Du reste, il n'y a pas, dans cette introduction aux fragments d'histoire et de philosophie religieuse, que l'erreur souche du point de vue principal. Sur la grosse erreur, Taillandier en a brodé fort bien de petites, comme on brode sur un fond de perles des perles plus fines. Il n'y a que les perles qui manquent ici. Taillandier n'a pas même la perle de l'erreur. Il n'en a que la verroterie. Croira-t-on, par exemple, que dans sa fameuse introduction il ait confondu honteusement le monde religieux et le monde politique? Croirait-on qu'il compte deux sortes d'esprits dans le XVIIIe siècle? Et pourquoi pas trois? pourquoi pas dix?... A quel fond de choses réelles vont ces vieilles rubriques, usées comme pantoufles par les sophistes du temps, et qui sont chez Taillandier les procédés ordinaires?... Spiritualiste de prétention, spiritualiste que nous connaissons bien, et dont toute la visée et tout l'espoir est de spiritualiser tellement le christianisme qu'il n'en reste absolument rien, il pouvait s'épargner ces comédies de queue que les renards jouent aux dindons; il pouvait s'épargner les filières par lesquelles il veut faire passer sa pensée... qui n'y passe pas et que nous voyons toujours!

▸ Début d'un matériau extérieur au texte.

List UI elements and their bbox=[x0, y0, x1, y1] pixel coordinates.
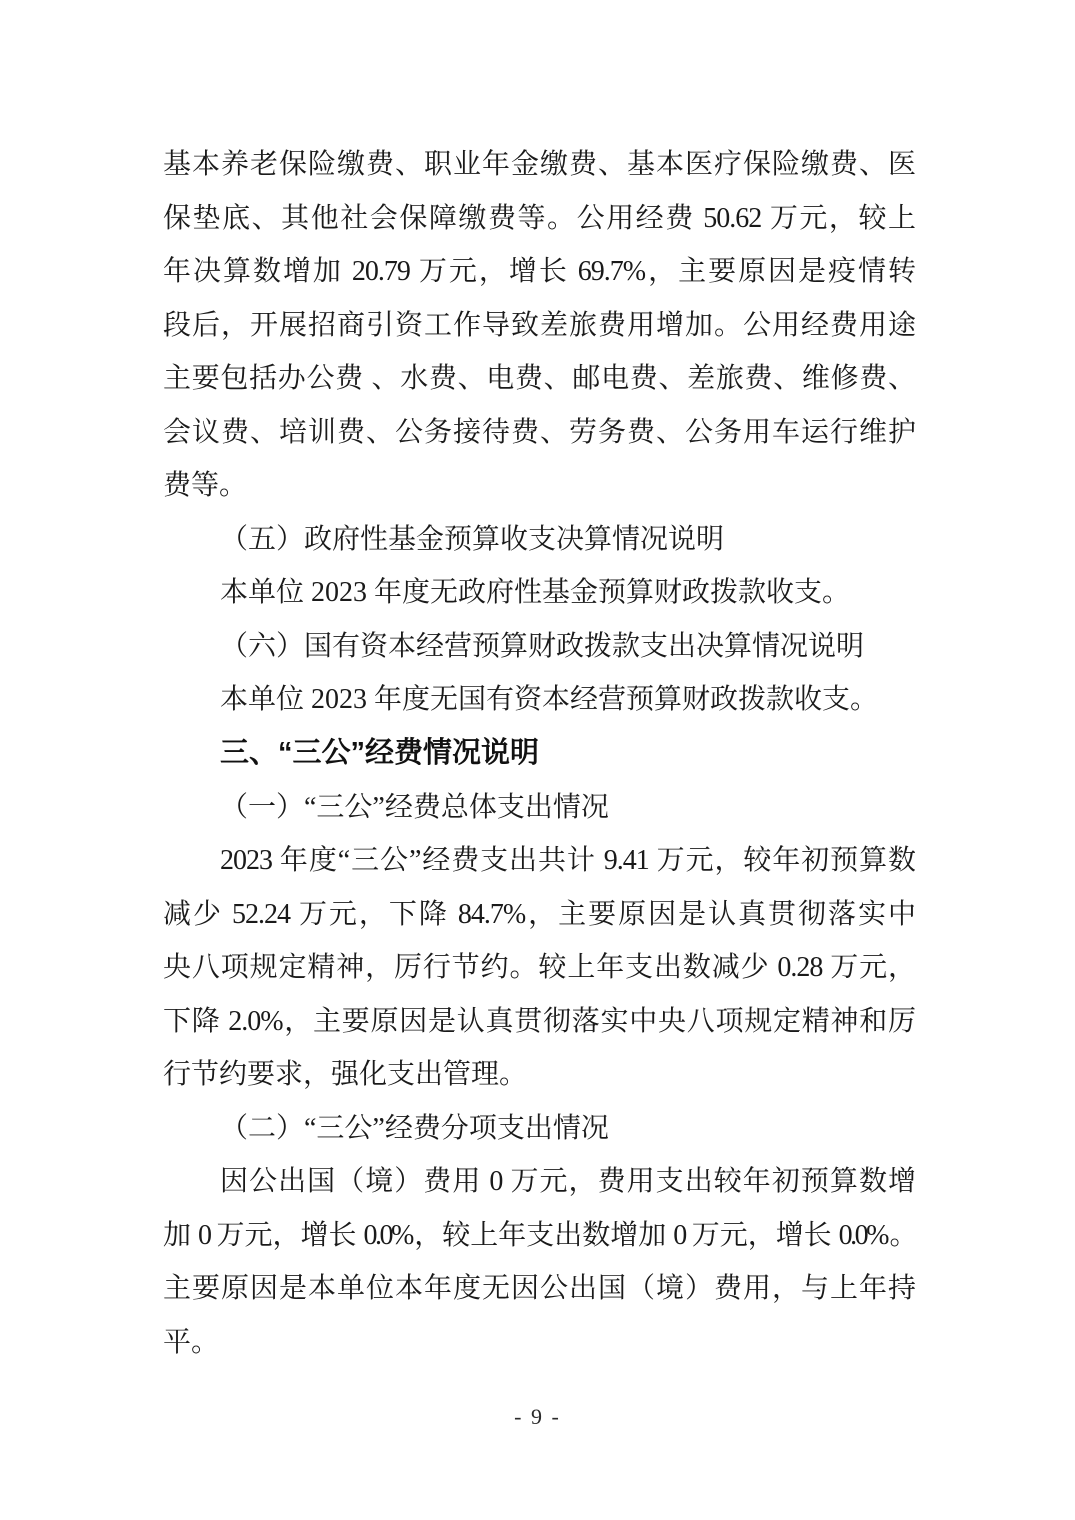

Parlons maintenant sans ironie. L'amour du christianisme de Taillandier est tout simplement la haine du catholicisme, comme le respect de Saisset en est l'envie. Le christianisme prétendu de Taillandier, c'est la tolérance de tout, sans cela, il ne le tolérerait pas. Ce christianisme repousse formellement, après l'avoir cité, ce mot sublime: le Christ aux bras étroits, de Bossuet. Il veut que son Christ, à lui, ait les bras ouverts d'une courtisane! Je demande bien pardon de mettre de pareils mots l'un en face de l'autre, même par horreur des idées qu'ils expriment; mais j'en renvoie le sacrilège à la philanthropie contemporaine, qui, à force d'amour pour l'auguste liberté des hommes, est parvenue à faire de son Dieu la prostituée du genre humain.